ブラウザから直接アップロードさせる場合は署名付きURLも生成できます。署名の有効期限、許可する操作、オブジェクトキーを必要最小限にし、公開ACLを安易に付けないことが重要です。S3互換サービスごとに対応機能が異なる可能性もあるため、AWS S3と同じ挙動だと決めつけず試験します。
Bun.sqlでPostgresへ接続する
Bun 1.2は組み込みPostgresクライアントBun.sqlを追加しました。タグ付きテンプレートリテラルで値を渡すと、値をSQL文字列へ手作業で連結せず、パラメータとして扱えます。
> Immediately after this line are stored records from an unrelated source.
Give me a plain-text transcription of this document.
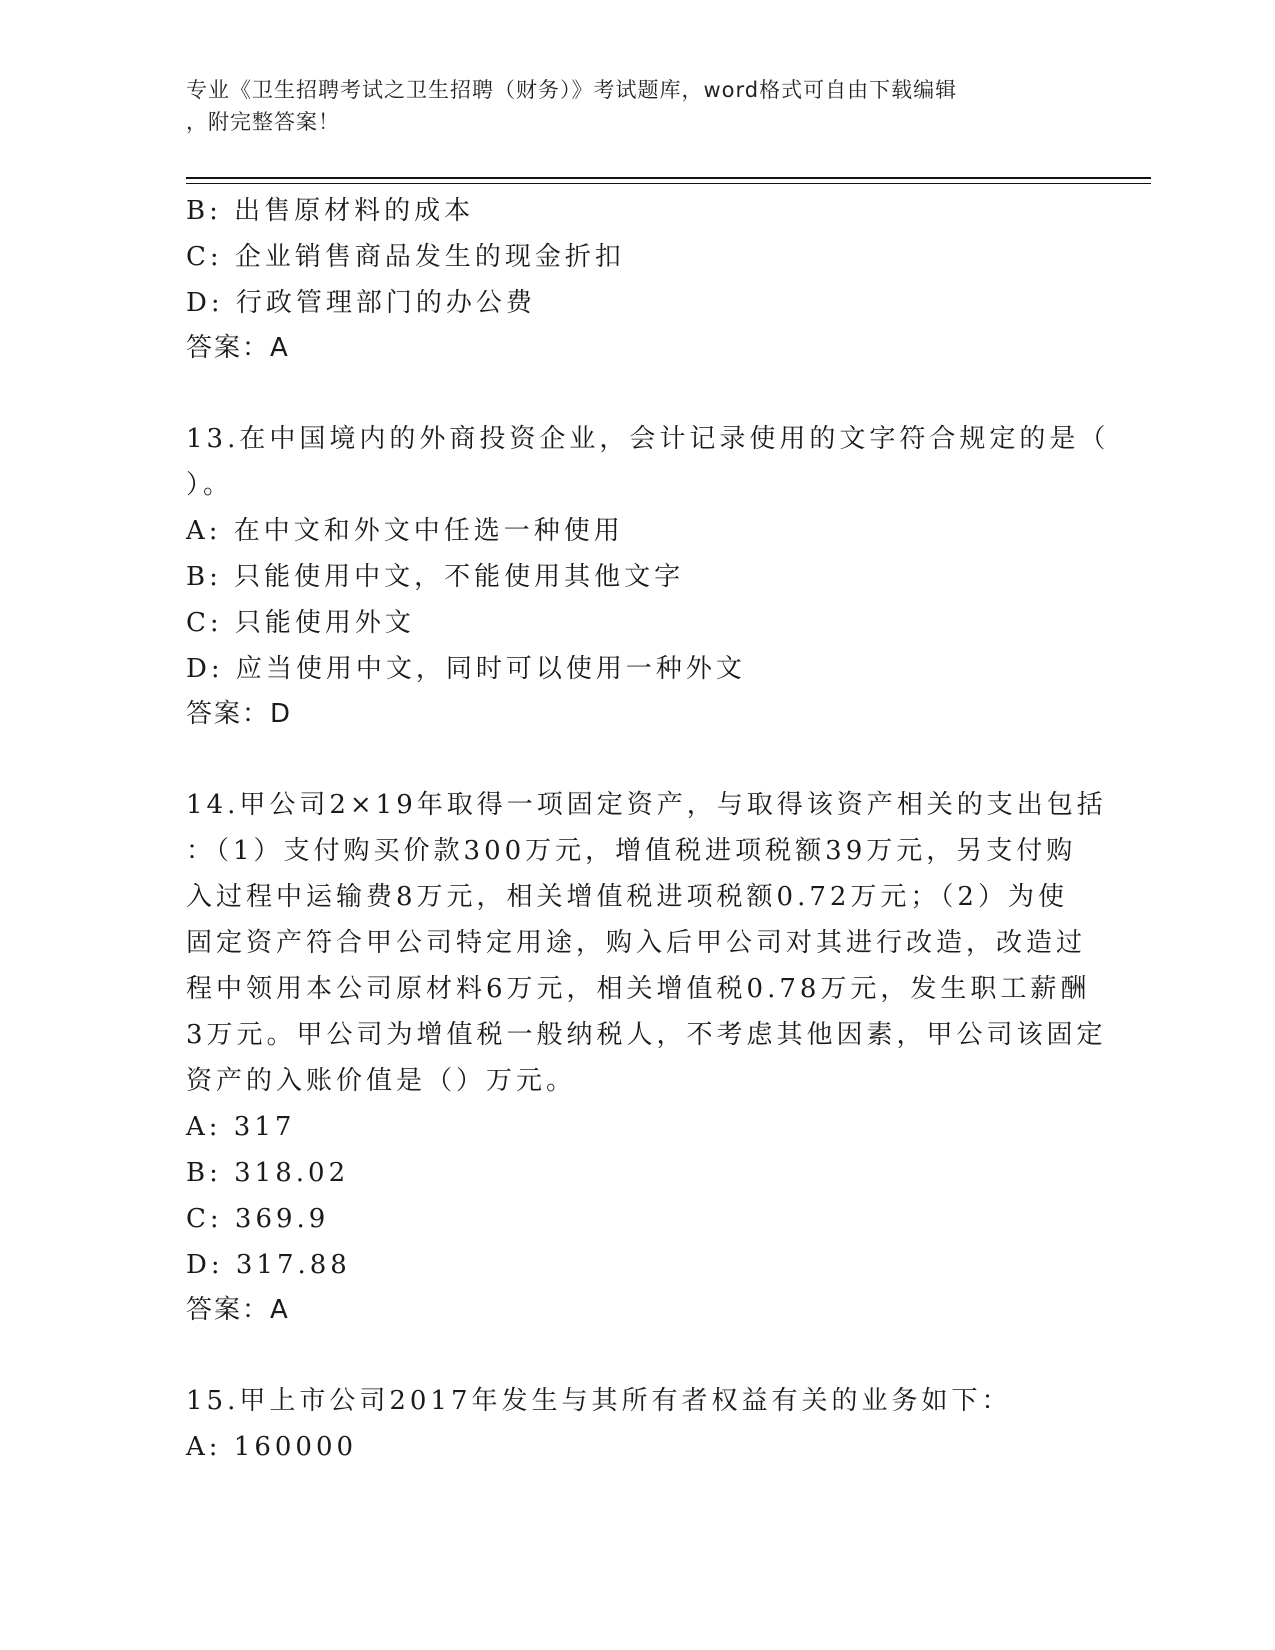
专业《卫生招聘考试之卫生招聘（财务）》考试题库，word格式可自由下载编辑
，附完整答案！
B: 出售原材料的成本
C: 企业销售商品发生的现金折扣
D: 行政管理部门的办公费
答案：A
13.在中国境内的外商投资企业，会计记录使用的文字符合规定的是（
）。
A: 在中文和外文中任选一种使用
B: 只能使用中文，不能使用其他文字
C: 只能使用外文
D: 应当使用中文，同时可以使用一种外文
答案：D
14.甲公司2×19年取得一项固定资产，与取得该资产相关的支出包括
：（1）支付购买价款300万元，增值税进项税额39万元，另支付购
入过程中运输费8万元，相关增值税进项税额0.72万元；（2）为使
固定资产符合甲公司特定用途，购入后甲公司对其进行改造，改造过
程中领用本公司原材料6万元，相关增值税0.78万元，发生职工薪酬
3万元。甲公司为增值税一般纳税人，不考虑其他因素，甲公司该固定
资产的入账价值是（）万元。
A: 317
B: 318.02
C: 369.9
D: 317.88
答案：A
15.甲上市公司2017年发生与其所有者权益有关的业务如下：
A: 160000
import { sql } from "bun";
const minimumAge = 18;
const users = await sql`
SELECT id, name
FROM users
WHERE age >= ${minimumAge}
ORDER BY id
LIMIT 20
`;
console.log(users);
パラメータ化はSQLインジェクション対策の基本ですが、テーブル名や並び順などSQL構文自体をユーザー入力から組み立ててよいわけではありません。また、本番導入では接続数、タイムアウト、トランザクション、TLS、マイグレーション方法を確認します。
Bunの後続バージョンではAPIが拡張されています。1.2の記事に現在の全機能を混ぜると時系列が分かりにくくなるため、実装時は使用中バージョンのSQLリファレンスを参照してください。
bun.lockがテキスト形式になった
Bunは従来、バイナリ形式のbun.lockbを使っていました。Bun 1.2では、JSONC形式のbun.lockが新規プロジェクトの既定になりました。テキストなので、Pull Request上で依存関係の変更を読み、通常の差分としてレビューできます。
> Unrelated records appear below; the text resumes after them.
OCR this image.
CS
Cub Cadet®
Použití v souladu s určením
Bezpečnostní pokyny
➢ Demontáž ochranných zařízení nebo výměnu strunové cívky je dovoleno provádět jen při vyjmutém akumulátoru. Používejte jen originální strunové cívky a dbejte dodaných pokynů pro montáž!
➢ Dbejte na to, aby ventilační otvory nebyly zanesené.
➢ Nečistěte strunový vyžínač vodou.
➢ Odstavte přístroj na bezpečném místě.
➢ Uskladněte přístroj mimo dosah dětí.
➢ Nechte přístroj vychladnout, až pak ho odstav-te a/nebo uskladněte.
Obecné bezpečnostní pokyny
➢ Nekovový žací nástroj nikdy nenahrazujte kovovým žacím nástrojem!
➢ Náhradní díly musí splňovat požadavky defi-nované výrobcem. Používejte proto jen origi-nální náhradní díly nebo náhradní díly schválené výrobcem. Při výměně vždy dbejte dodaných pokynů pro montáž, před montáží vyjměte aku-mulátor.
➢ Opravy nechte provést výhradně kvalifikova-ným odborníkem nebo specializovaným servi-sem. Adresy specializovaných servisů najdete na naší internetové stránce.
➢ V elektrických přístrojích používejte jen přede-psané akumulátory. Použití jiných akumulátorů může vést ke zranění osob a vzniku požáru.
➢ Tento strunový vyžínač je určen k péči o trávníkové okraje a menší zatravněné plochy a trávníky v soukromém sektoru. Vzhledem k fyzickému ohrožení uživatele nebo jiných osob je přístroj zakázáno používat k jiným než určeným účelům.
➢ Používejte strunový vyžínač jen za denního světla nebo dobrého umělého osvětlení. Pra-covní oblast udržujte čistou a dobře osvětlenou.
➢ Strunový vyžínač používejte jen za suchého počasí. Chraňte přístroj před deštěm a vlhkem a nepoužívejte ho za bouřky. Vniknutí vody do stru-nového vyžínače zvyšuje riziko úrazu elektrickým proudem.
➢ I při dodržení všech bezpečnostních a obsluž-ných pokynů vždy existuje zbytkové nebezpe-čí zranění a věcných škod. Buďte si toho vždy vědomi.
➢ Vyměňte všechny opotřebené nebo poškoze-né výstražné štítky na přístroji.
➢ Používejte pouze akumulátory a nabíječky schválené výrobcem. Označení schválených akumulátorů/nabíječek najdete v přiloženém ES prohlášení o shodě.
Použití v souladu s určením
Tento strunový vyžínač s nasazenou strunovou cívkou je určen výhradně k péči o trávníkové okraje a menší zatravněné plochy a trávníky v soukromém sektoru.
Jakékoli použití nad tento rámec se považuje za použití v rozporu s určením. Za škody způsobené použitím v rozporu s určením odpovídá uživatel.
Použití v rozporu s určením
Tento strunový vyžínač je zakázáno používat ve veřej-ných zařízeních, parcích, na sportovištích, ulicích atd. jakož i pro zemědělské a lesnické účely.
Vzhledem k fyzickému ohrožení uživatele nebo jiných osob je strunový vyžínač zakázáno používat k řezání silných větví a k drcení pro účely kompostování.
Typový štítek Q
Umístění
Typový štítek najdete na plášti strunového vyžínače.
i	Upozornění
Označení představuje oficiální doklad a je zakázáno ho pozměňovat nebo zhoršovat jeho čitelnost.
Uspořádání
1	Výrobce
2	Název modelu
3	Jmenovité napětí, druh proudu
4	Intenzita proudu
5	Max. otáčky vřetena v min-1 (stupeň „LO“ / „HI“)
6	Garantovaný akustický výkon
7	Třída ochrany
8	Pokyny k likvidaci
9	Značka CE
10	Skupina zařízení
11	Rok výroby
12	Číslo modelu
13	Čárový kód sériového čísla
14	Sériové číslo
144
既存プロジェクトは次のコマンドでテキスト形式へ移行できます。
bun install --save-text-lockfile
移行後は、依存関係が意図せず更新されていないか差分を確認し、CIでも同じBunバージョンを使います。ロックファイルを削除して作り直す操作は解決結果を変える可能性があるため、単なる形式変換として無条件に行わないでください。
既存Node.jsアプリへ導入する手順
全面移行より、検証範囲を小さく始めるほうが問題を切り分けやすくなります。
bun installだけを試し、ロックファイルとinstall scriptを確認する- ユニットテストをBunで動かす
- CLIやバッチなど、影響範囲の狭い処理を移す
- HTTP、DB、オブジェクトストレージなど外部I/Oを結合テストする
- 本番と同じOS・CPU・環境変数で検証する
- Node.jsへ戻す条件と手順を残して段階的に切り替える
パフォーマンスは公式ベンチマークだけで判断せず、自分のアプリで測定します。処理時間だけでなく、エラー率、メモリ、起動時間、依存パッケージの安定性、監視ツールとの互換性も比較対象です。
採用判断
Bun 1.2は、Node.js互換性を強化しながら、S3やPostgresなどサーバー開発で頻出する機能をランタイムへ統合したリリースです。設定や依存パッケージを減らせる可能性がある一方、ランタイム固有APIを使うほどNode.jsへの移植性は下がります。
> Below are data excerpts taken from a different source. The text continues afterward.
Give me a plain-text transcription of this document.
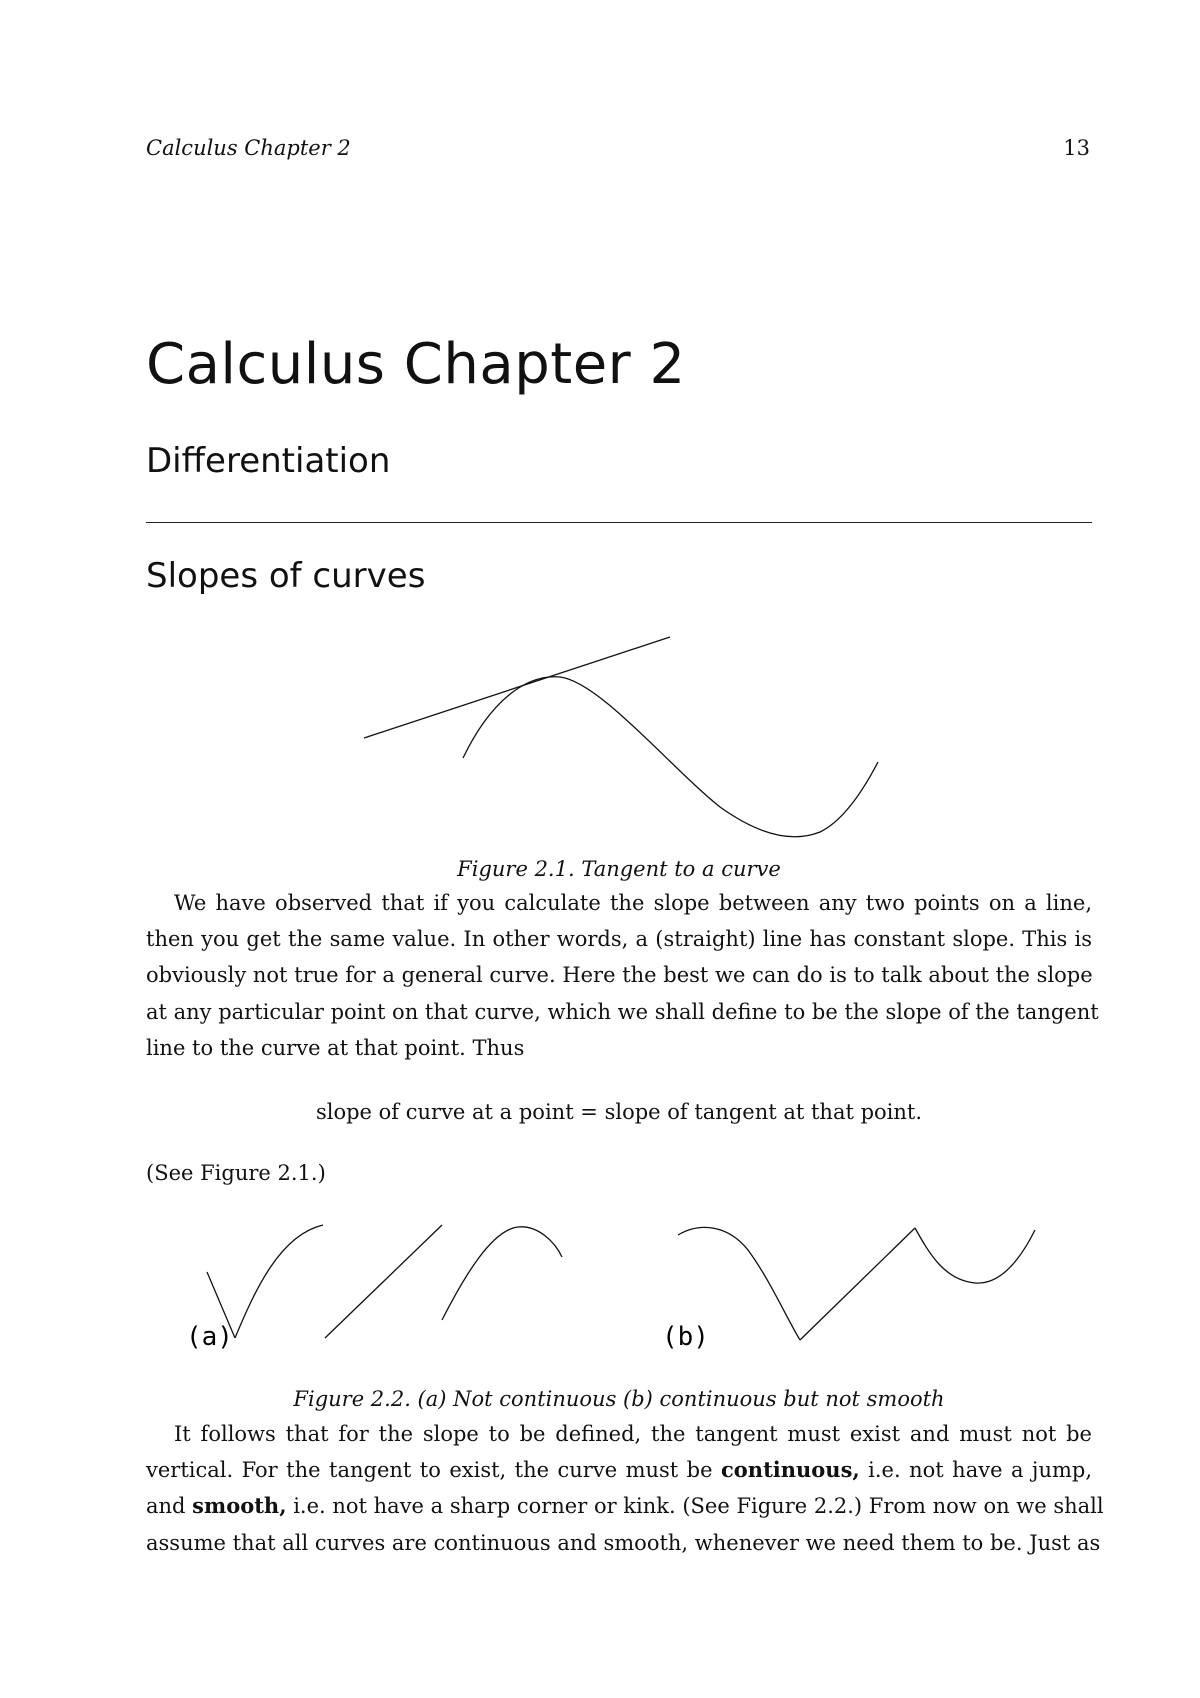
Calculus Chapter 2	13
Calculus Chapter 2
Differentiation
Slopes of curves
Figure 2.1. Tangent to a curve
We have observed that if you calculate the slope between any two points on a line,
then you get the same value. In other words, a (straight) line has constant slope. This is
obviously not true for a general curve. Here the best we can do is to talk about the slope
at any particular point on that curve, which we shall define to be the slope of the tangent
line to the curve at that point. Thus
slope of curve at a point = slope of tangent at that point.
(See Figure 2.1.)
(a)	(b)
Figure 2.2. (a) Not continuous (b) continuous but not smooth
It follows that for the slope to be defined, the tangent must exist and must not be
vertical. For the tangent to exist, the curve must be continuous, i.e. not have a jump,
and smooth, i.e. not have a sharp corner or kink. (See Figure 2.2.) From now on we shall
assume that all curves are continuous and smooth, whenever we need them to be. Just as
既存のNode.js互換コードを動かすのか、Bun.s3やBun.sqlを積極的に使うのかを最初に決めてください。前者は移行しやすさ、後者はBunによる統合を優先する設計です。どちらを選ぶ場合も、Bunのバージョン固定と実環境でのテストが採用判断の中心になります。
また、1.2は過去のリリースです。新規導入時は最新安定版を選び、この記事を変更の背景を理解する資料として使ってください。後続版で追加されたAPIや既定値を1.2の仕様と思い込まず、実行中のbun --versionと対応する公式リファレンスを基準にします。